Wednesday, April 11, 2007

NYT: 'Reporting'

Sunni militants and residents of the Baghdad neighborhood of Fadhil fought a fierce daylong battle with the Iraqi Army and American soldiers on Tuesday in what appeared to be the most sustained confrontation since the start of the security plan to calm violence in the capital.
The battle left seven people dead, three insurgents and four Iraqi soldiers, and wounded 16 United States soldiers, according to a statement from the American military. Two Iraqi Army soldiers and one child were also wounded, the statement said.
But neighborhood residents reported far higher fatalities and said local gunmen had destroyed five Iraqi Army Humvees. The fighting damaged an Apache helicopter, the United States military said.
The fighting started after the Iraqi Army raided a mosque and killed two men, according to residents contacted by phone and a Sunni religious group. Residents said the gun battle began near the mosque in an area with many warehouses and continued in a residential neighborhood.
While violence has hit many of the capital's neighborhoods during the first eight weeks of the Baghdad security plan, clashes have been shorter, generally lasting no more than several hours. Some suicide bombings have been deadlier. In the Dora neighborhood, prolonged fighting, which erupts almost nightly between militants and sometimes includes Iraqi Army and American forces, has also taken a large toll.
The confrontation in Fadhil pit Iraqi security forces, backed by American soldiers, against armed militants backed by local residents.


The above is from Alissa J. Rubin's "A Mosque Raid Sets Off Sunnis in Iraq’s Capital" (New York Times) and it pretty much captures all that is wrong with what passes for reporting out of Iraq. "Backed by American soldiers"? Yes, that tends to make the official press releases from the US military, why it also makes 'reporting' is another issue. Humvees and helicopters? And it's 'backed'? This is the process that Norman Solomon has repeatedly written about, the process the US saw in Vietnam. But 'reporters' ignore it and even adapt/adopt the official language of distortion and pass it off as reality.

Two kids are fighting in a backyard. One parent showers the yard with gunfire. Did the parent 'back' one of the children? No.

Top heavy on what the US military says, Rubin works in that a child was injured. Apparenlty readers are to shake their heads and hiss, "Damn insurgent." Apparently, we're all supposed to be that stupid.

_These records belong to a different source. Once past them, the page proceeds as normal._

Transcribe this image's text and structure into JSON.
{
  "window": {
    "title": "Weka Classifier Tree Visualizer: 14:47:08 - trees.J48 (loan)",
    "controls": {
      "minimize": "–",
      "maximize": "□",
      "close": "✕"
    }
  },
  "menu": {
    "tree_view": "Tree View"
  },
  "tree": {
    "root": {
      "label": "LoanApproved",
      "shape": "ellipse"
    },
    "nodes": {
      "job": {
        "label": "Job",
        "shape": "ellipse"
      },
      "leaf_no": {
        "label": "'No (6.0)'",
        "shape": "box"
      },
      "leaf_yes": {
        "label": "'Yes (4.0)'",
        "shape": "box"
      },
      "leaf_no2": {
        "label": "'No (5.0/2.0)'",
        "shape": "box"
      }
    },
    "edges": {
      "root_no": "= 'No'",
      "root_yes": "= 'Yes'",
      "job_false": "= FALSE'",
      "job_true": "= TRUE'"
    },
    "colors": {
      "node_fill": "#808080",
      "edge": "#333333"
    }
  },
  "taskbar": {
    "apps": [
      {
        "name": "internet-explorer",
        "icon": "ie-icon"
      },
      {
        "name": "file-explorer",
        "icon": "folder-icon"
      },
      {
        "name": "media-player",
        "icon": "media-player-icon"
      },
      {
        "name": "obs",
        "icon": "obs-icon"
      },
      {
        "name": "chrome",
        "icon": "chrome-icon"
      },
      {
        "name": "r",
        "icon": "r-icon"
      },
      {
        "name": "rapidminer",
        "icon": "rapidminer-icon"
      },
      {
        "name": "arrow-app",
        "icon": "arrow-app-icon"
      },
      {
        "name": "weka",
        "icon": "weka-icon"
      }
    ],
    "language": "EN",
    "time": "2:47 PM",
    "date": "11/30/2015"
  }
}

So the US-created divide led to one group being 'backed' -- with gunfire, with money, with ammo, with . . .

No "so-called" insurgents. The judge and jury of a bullet and a US press release does all the work for Rubin that, in other days, a reporter would be expected to do for themselves.

A similar principle seems to be at work in the coverage of Imus, which Jacques writes up in a similar way and the Times front pages (no link, no link to pure trash). So the issue is whether or not racist and sexist language (homophobic in other cases, but 'just' racist and sexist in this instance) was damaging. Jaques does his 'job' by 'reporting' on what . . . White men think. That's really 'cute,' isn't it? A White man flaunts racism and sexism and the paper of little record tries to figure out whether it was 'bad' or not by going to White men for testimonials? What's the hope there? That it will all come clean in the wash eventually? Years later? From Frank Davies' "House to examine Tillman, Lynch cases" (San Jose Mercury News):

Leaders of the top investigative panel in the U.S. House announced Tuesday that they will examine how the Army handled the "friendly fire" death of Pat Tillman in 2004 and how the military portrayed the capture and rescue of Jessica Lynch in 2003.
The decision by Rep. Henry Waxman, a Los Angeles Democrat and chairman of the House Government Reform and Oversight Committee, is a victory for members of Tillman's family. They complained that the Army's most recent investigation of the case failed to explain what happened in Tillman's death and how the aftermath was handled.
Waxman's committee is planning an April 24 hearing that will include members of the Tillman family, the Defense Department and Lynch, the Army private who was captured in Iraq - and then rescued - in the early days of the invasion.
The Defense Department's inspector general found that four generals and five other officers gave inaccurate or misleading information about the death of the 27-year-old Tillman, the San Jose native who gave up a lucrative pro football career to enlist in the Army Rangers and serve in Iraq and Afghanistan.